[Tutor] string rules for 'number'

Mon Oct 8 04:19:47 CEST 2012

On Sun, Oct 7, 2012 at 1:46 PM, Arnej Duranovic <arnejd5 at gmail.com> wrote:
>
> When I type this in the python idle shell ( version 3...) :
>             '0' <= '10' <= '9'
> The interpreter evaluates this as true, WHY? 10 is greater than 0 but not 9
> Notice I am not using the actual numbers, they are strings...I thought that
> numbers being string were ordered by their numerical value but obviously
> they are not?

As a supplement to what's already been stated about string
comparisons, here's a possible solution if you need a more 'natural'
sort order such as '1', '5', '10', '50', '100'.

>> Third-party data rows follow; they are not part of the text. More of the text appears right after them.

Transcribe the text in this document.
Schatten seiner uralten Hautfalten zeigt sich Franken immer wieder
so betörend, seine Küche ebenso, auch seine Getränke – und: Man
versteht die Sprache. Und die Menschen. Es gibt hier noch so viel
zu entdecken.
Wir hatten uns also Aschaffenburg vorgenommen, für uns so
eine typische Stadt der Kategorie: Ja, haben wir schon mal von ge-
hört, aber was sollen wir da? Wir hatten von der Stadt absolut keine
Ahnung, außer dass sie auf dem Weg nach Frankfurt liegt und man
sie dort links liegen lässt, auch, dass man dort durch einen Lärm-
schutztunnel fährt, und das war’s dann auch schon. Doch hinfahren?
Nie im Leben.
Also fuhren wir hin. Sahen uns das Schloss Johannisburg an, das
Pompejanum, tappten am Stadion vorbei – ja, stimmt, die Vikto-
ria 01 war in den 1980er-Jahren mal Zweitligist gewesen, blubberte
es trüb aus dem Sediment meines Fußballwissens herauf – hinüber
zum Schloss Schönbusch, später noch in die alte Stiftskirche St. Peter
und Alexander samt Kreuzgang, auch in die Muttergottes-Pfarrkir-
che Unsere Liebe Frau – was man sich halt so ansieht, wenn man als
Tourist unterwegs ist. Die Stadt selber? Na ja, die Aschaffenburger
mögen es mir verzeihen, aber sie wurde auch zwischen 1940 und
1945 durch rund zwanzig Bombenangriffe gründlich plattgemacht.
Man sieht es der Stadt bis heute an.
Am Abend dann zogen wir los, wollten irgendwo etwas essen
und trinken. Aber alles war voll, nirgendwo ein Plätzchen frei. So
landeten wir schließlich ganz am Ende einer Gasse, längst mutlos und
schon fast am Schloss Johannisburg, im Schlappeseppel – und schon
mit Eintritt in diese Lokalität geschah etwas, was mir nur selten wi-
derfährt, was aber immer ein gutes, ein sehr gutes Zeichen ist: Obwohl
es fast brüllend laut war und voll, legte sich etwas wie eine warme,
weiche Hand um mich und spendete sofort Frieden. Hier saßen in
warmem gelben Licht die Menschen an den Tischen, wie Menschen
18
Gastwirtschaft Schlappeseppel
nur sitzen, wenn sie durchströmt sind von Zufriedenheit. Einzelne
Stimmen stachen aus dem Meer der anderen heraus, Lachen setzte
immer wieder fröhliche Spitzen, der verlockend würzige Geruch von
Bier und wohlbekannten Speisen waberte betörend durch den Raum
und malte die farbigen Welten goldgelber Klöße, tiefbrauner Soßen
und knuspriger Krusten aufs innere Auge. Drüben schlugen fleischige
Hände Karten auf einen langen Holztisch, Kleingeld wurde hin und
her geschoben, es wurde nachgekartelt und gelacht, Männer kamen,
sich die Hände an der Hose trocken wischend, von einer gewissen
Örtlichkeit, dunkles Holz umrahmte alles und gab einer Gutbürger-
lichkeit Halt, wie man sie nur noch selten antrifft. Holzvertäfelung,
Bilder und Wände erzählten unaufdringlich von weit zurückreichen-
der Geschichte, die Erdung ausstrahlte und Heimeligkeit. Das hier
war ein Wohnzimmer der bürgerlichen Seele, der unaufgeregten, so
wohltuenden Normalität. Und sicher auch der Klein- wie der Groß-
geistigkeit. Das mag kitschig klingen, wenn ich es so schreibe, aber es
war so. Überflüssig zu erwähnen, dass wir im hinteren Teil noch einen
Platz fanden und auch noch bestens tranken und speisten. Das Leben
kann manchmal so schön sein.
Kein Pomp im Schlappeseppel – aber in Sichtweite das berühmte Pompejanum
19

You can use a regular expression to split the string into a list of
(digits, nondigits) tuples (mutually exclusive) using re.findall. For
example:

    >>> import re
    >>> dndre = re.compile('([0-9]+)|([^0-9]+)')

    >>> re.findall(dndre, 'a1b10')
    [('', 'a'), ('1', ''), ('', 'b'), ('10', '')]

Use a list comprehension to choose either int(digits) if digits is
non-empty else nondigits for each item. For example:

    >>> [int(d) if d else nd for d, nd in re.findall(dndre, 'a1b10')]
    ['a', 1, 'b', 10]

Now you have a list of strings and integers that will sort 'naturally'
compared to other such lists, since they compare corresponding items
starting at index 0. All that's left to do is to define this operation
as a key function for use as the "key" argument of sort/sorted. For
example:

    import re

    def natural(item, dndre=re.compile('([0-9]+)|([^0-9]+)')):
        if isinstance(item, str):
            item = [int(d) if d else nd for d, nd in
                    re.findall(dndre, item.lower())]
        return item

The above transforms all strings into a list of integers and lowercase
strings (if you don't want letter case to affect sort order). In
Python 2.x, use "basestring" instead of "str". If you're working with
bytes in Python 3.x, make sure to first decode() the items before
sorting since the regular expression is only defined for strings.

Regular sort:

    >>> sorted(['s1x', 's10x', 's5x', 's50x', 's100x'])
    ['s100x', 's10x', 's1x', 's50x', 's5x']

Natural sort:

    >>> sorted(['s1x', 's10x', 's5x', 's50x', 's100x'], key=natural)
    ['s1x', 's5x', 's10x', 's50x', 's100x']

Disclaimer: This is only meant to demonstrate the idea. You'll want to
search around for a 'natural' sort recipe or package that handles the
complexities of Unicode. It's probably not true that everything the
3.x re module considers to be a digit (the \d character class is
Unicode category [Nd]) will work with the int() constructor, so
instead I used [0-9] and [^0-9].